The auditor verifies data collection methods, ensuring the data is efficient and consistent with the brand’s operations and complies with standards like ESRS. Assessing how effective the internal controls related to sustainability reporting are, Auditors evaluate how the company predicts, manages, and mitigates risks. The role of an Auditor is to ensure that all aspects of ESG are covered in the sustainability report with no omissions and that all the data aligns perfectly with the financial and non-financial information. 

Independent Assurance is also an important factor for the credibility and reliability of these reports, as investors depend on these assured reports for making decisions. These auditors provide an unbiased view of the report, with an objective assessment of a company’s performance. They ensure that the report aligns with the standards and practices, and their feedback can highlight areas for improvement. 

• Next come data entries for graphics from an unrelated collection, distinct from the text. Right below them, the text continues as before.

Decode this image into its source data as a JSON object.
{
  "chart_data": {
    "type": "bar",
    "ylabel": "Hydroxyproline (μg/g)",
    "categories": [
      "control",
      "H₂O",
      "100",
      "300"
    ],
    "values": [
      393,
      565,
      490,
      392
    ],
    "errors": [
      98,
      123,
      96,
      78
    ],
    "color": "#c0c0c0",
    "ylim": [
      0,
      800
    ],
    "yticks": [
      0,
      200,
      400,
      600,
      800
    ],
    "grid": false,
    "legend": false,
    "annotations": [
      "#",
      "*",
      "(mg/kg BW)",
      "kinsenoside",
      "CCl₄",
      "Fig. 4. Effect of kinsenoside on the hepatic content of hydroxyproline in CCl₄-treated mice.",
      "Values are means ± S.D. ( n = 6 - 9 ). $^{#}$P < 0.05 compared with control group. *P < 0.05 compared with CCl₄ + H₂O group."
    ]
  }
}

CSRD - Potential Challenges

However, the overall audit process faces challenges like ensuring the accuracy of diverse ESG data and metrics. The need to keep up with the changing standards and regulations and various interpretations of these guidelines can provoke inconsistencies. Audit reporting requires expertise and training, which may not be available at every firm. Therefore, companies must use systems that allow them to report their data in an audit ready format. 

Further, the auditing process can be costly and time-consuming for small companies with limited resources. During the audit reporting process, material assessment needs to be carefully considered, identifying ESG concerns. It is also critical to identify the scope and boundaries of the sustainability report, for example, which operations to include.  

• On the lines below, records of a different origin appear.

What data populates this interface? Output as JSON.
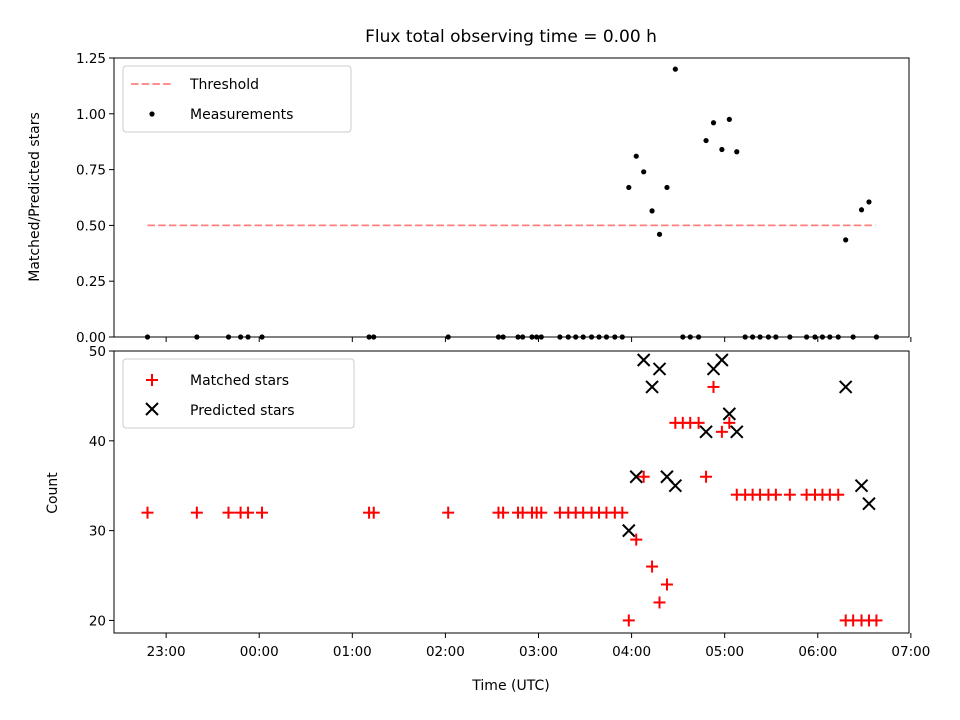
{
  "chart_data": [
    {
      "type": "scatter",
      "title": "Flux total observing time = 0.00 h",
      "xlabel": "",
      "ylabel": "Matched/Predicted stars",
      "ylim": [
        0,
        1.25
      ],
      "yticks": [
        "0.00",
        "0.25",
        "0.50",
        "0.75",
        "1.00",
        "1.25"
      ],
      "legend": {
        "placement": "top-left"
      },
      "threshold": {
        "name": "Threshold",
        "value": 0.5,
        "x_start": -1.2,
        "x_end": 6.62,
        "color": "#ff7f7f"
      },
      "series": [
        {
          "name": "Measurements",
          "marker": "dot",
          "color": "#000000",
          "x": [
            -1.2,
            -0.67,
            -0.33,
            -0.2,
            -0.12,
            0.03,
            1.18,
            1.23,
            2.03,
            2.57,
            2.62,
            2.78,
            2.83,
            2.93,
            2.98,
            3.03,
            3.23,
            3.32,
            3.4,
            3.48,
            3.57,
            3.65,
            3.73,
            3.82,
            3.9,
            3.97,
            4.05,
            4.13,
            4.22,
            4.3,
            4.38,
            4.47,
            4.55,
            4.63,
            4.72,
            4.8,
            4.88,
            4.97,
            5.05,
            5.13,
            5.22,
            5.3,
            5.38,
            5.47,
            5.55,
            5.7,
            5.88,
            5.97,
            6.05,
            6.13,
            6.22,
            6.3,
            6.38,
            6.47,
            6.55,
            6.63
          ],
          "y": [
            0,
            0,
            0,
            0,
            0,
            0,
            0,
            0,
            0,
            0,
            0,
            0,
            0,
            0,
            0,
            0,
            0,
            0,
            0,
            0,
            0,
            0,
            0,
            0,
            0,
            0.67,
            0.81,
            0.74,
            0.565,
            0.46,
            0.67,
            1.2,
            0,
            0,
            0,
            0.88,
            0.96,
            0.84,
            0.975,
            0.83,
            0,
            0,
            0,
            0,
            0,
            0,
            0,
            0,
            0,
            0,
            0,
            0.435,
            0,
            0.57,
            0.605,
            0
          ]
        }
      ]
    },
    {
      "type": "scatter",
      "title": "",
      "xlabel": "Time (UTC)",
      "ylabel": "Count",
      "ylim": [
        18.6,
        50
      ],
      "yticks": [
        "20",
        "30",
        "40",
        "50"
      ],
      "xlim": [
        -1.56,
        6.98
      ],
      "xticks": [
        "23:00",
        "00:00",
        "01:00",
        "02:00",
        "03:00",
        "04:00",
        "05:00",
        "06:00",
        "07:00"
      ],
      "xtick_values": [
        -1,
        0,
        1,
        2,
        3,
        4,
        5,
        6,
        7
      ],
      "legend": {
        "placement": "top-left"
      },
      "series": [
        {
          "name": "Matched stars",
          "marker": "plus",
          "color": "#ff0000",
          "x": [
            -1.2,
            -0.67,
            -0.33,
            -0.2,
            -0.12,
            0.03,
            1.18,
            1.23,
            2.03,
            2.57,
            2.62,
            2.78,
            2.83,
            2.93,
            2.98,
            3.03,
            3.23,
            3.32,
            3.4,
            3.48,
            3.57,
            3.65,
            3.73,
            3.82,
            3.9,
            3.97,
            4.05,
            4.13,
            4.22,
            4.3,
            4.38,
            4.47,
            4.55,
            4.63,
            4.72,
            4.8,
            4.88,
            4.97,
            5.05,
            5.13,
            5.22,
            5.3,
            5.38,
            5.47,
            5.55,
            5.7,
            5.88,
            5.97,
            6.05,
            6.13,
            6.22,
            6.3,
            6.38,
            6.47,
            6.55,
            6.63
          ],
          "y": [
            32,
            32,
            32,
            32,
            32,
            32,
            32,
            32,
            32,
            32,
            32,
            32,
            32,
            32,
            32,
            32,
            32,
            32,
            32,
            32,
            32,
            32,
            32,
            32,
            32,
            20,
            29,
            36,
            26,
            22,
            24,
            42,
            42,
            42,
            42,
            36,
            46,
            41,
            42,
            34,
            34,
            34,
            34,
            34,
            34,
            34,
            34,
            34,
            34,
            34,
            34,
            20,
            20,
            20,
            20,
            20
          ]
        },
        {
          "name": "Predicted stars",
          "marker": "x",
          "color": "#000000",
          "x": [
            3.97,
            4.05,
            4.13,
            4.22,
            4.3,
            4.38,
            4.47,
            4.8,
            4.88,
            4.97,
            5.05,
            5.13,
            6.3,
            6.47,
            6.55
          ],
          "y": [
            30,
            36,
            49,
            46,
            48,
            36,
            35,
            41,
            48,
            49,
            43,
            41,
            46,
            35,
            33
          ]
        }
      ]
    }
  ]
}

CSRD Timeline For Report Submission  

Companies must submit these reports accurately and timely to maintain stakeholder trust and compliance. They must detail out the activities of the previous fiscal year and submit their reports annually. These reports can be combined with annual financial reports or can be submitted separately. Although every company has a specific deadline according to the country and regulatory standards, the report is to be submitted in the same timeframe as the financial report, a few weeks after the end of the financial year. 

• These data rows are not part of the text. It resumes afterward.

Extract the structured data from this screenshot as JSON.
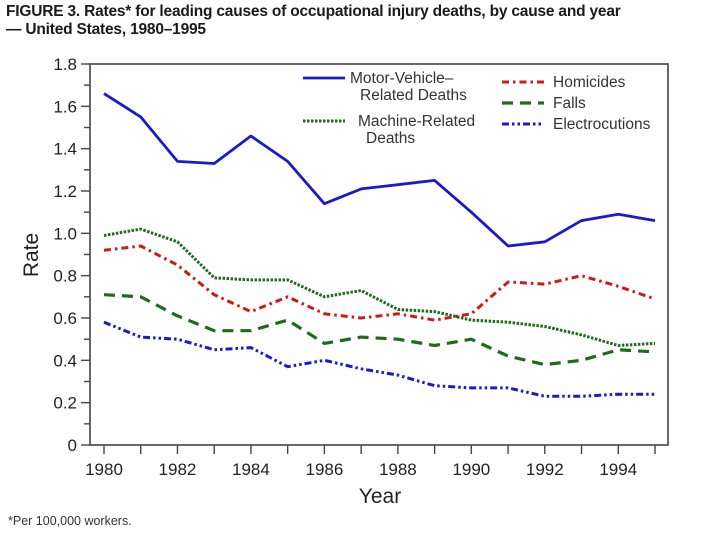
{
  "figure": {
    "title_line1": "FIGURE 3. Rates* for leading causes of occupational injury deaths, by cause and year",
    "title_line2": "— United States, 1980–1995",
    "footnote": "*Per 100,000 workers."
  },
  "chart_data": {
    "type": "line",
    "title": "Rates* for leading causes of occupational injury deaths, by cause and year — United States, 1980–1995",
    "xlabel": "Year",
    "ylabel": "Rate",
    "x": [
      1980,
      1981,
      1982,
      1983,
      1984,
      1985,
      1986,
      1987,
      1988,
      1989,
      1990,
      1991,
      1992,
      1993,
      1994,
      1995
    ],
    "xlim": [
      1979.6,
      1995.4
    ],
    "ylim": [
      0,
      1.8
    ],
    "x_ticks": [
      1980,
      1981,
      1982,
      1983,
      1984,
      1985,
      1986,
      1987,
      1988,
      1989,
      1990,
      1991,
      1992,
      1993,
      1994,
      1995
    ],
    "x_tick_labels": [
      "1980",
      "1982",
      "1984",
      "1986",
      "1988",
      "1990",
      "1992",
      "1994"
    ],
    "y_ticks": [
      0,
      0.1,
      0.2,
      0.3,
      0.4,
      0.5,
      0.6,
      0.7,
      0.8,
      0.9,
      1.0,
      1.1,
      1.2,
      1.3,
      1.4,
      1.5,
      1.6,
      1.7,
      1.8
    ],
    "y_tick_labels": [
      "0",
      "0.2",
      "0.4",
      "0.6",
      "0.8",
      "1.0",
      "1.2",
      "1.4",
      "1.6",
      "1.8"
    ],
    "grid": false,
    "legend_position": "top-right",
    "series": [
      {
        "name": "Motor-Vehicle–Related Deaths",
        "legend_lines": [
          "Motor-Vehicle–",
          "Related Deaths"
        ],
        "color": "#1a1acc",
        "style": "solid",
        "values": [
          1.66,
          1.55,
          1.34,
          1.33,
          1.46,
          1.34,
          1.14,
          1.21,
          1.23,
          1.25,
          1.1,
          0.94,
          0.96,
          1.06,
          1.09,
          1.06
        ]
      },
      {
        "name": "Machine-Related Deaths",
        "legend_lines": [
          "Machine-Related",
          "Deaths"
        ],
        "color": "#1e6b1e",
        "style": "dotted",
        "values": [
          0.99,
          1.02,
          0.96,
          0.79,
          0.78,
          0.78,
          0.7,
          0.73,
          0.64,
          0.63,
          0.59,
          0.58,
          0.56,
          0.52,
          0.47,
          0.48
        ]
      },
      {
        "name": "Homicides",
        "legend_lines": [
          "Homicides"
        ],
        "color": "#cc1a1a",
        "style": "dashdot",
        "values": [
          0.92,
          0.94,
          0.85,
          0.71,
          0.63,
          0.7,
          0.62,
          0.6,
          0.62,
          0.59,
          0.62,
          0.77,
          0.76,
          0.8,
          0.75,
          0.69
        ]
      },
      {
        "name": "Falls",
        "legend_lines": [
          "Falls"
        ],
        "color": "#1e6b1e",
        "style": "dashed",
        "values": [
          0.71,
          0.7,
          0.61,
          0.54,
          0.54,
          0.59,
          0.48,
          0.51,
          0.5,
          0.47,
          0.5,
          0.42,
          0.38,
          0.4,
          0.45,
          0.44
        ]
      },
      {
        "name": "Electrocutions",
        "legend_lines": [
          "Electrocutions"
        ],
        "color": "#1a1acc",
        "style": "dashdotdot",
        "values": [
          0.58,
          0.51,
          0.5,
          0.45,
          0.46,
          0.37,
          0.4,
          0.36,
          0.33,
          0.28,
          0.27,
          0.27,
          0.23,
          0.23,
          0.24,
          0.24
        ]
      }
    ]
  }
}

The timeline for audit and assurance typically begins a few months before the report submission, giving enough time for data verification and assurance tasks. They finish their review and provide feedback just in time to be included in the report. 

Steps to prepare for CSRD reporting 

Non-Compliance With CSRD 

Companies that fail to comply with the Corporate Social Reporting Directive (CSRD) and the European Sustainability Reporting Standards (ESRS) related to the same may suffer significant losses, leading to financial, legal, or reputational troubles. Companies can be substantial fined by the regulatory bodies based on the duration and severity of non-compliance. They may also face higher audit and assurance costs if issues are found in the reports because additional rectifications may be required. Additionally, companies may get their credit ratings downgraded by the rating agencies, increasing borrowing costs.  

Conclusion

The Corporate Social Reporting Directive (CSRD) is a major milestone in the industry of corporate sustainability.  It mandates companies to disclose transparent and detailed information regarding their environmental, social, and governance (ESG) practices. 

To ensure compliance, fashion brands and retailers must focus on robust internal controls, honest reporting practices, and rigorous data collection. Software platforms like Carbon Trail can help in automating carbon accounting, adding transparency in emission calculations, gaps filling, audit-ready reporting as per CSRD standards. 

In the coming years, sustainability reporting is expected to get more thorough and rigorous. Companies must integrate sustainability into their core operations and become well-prepared for future regulations. By staying ahead of the game, businesses can enhance their ability to adapt, foster innovation, and make a positive impact on global sustainability goals and secure long-term success and sustainability.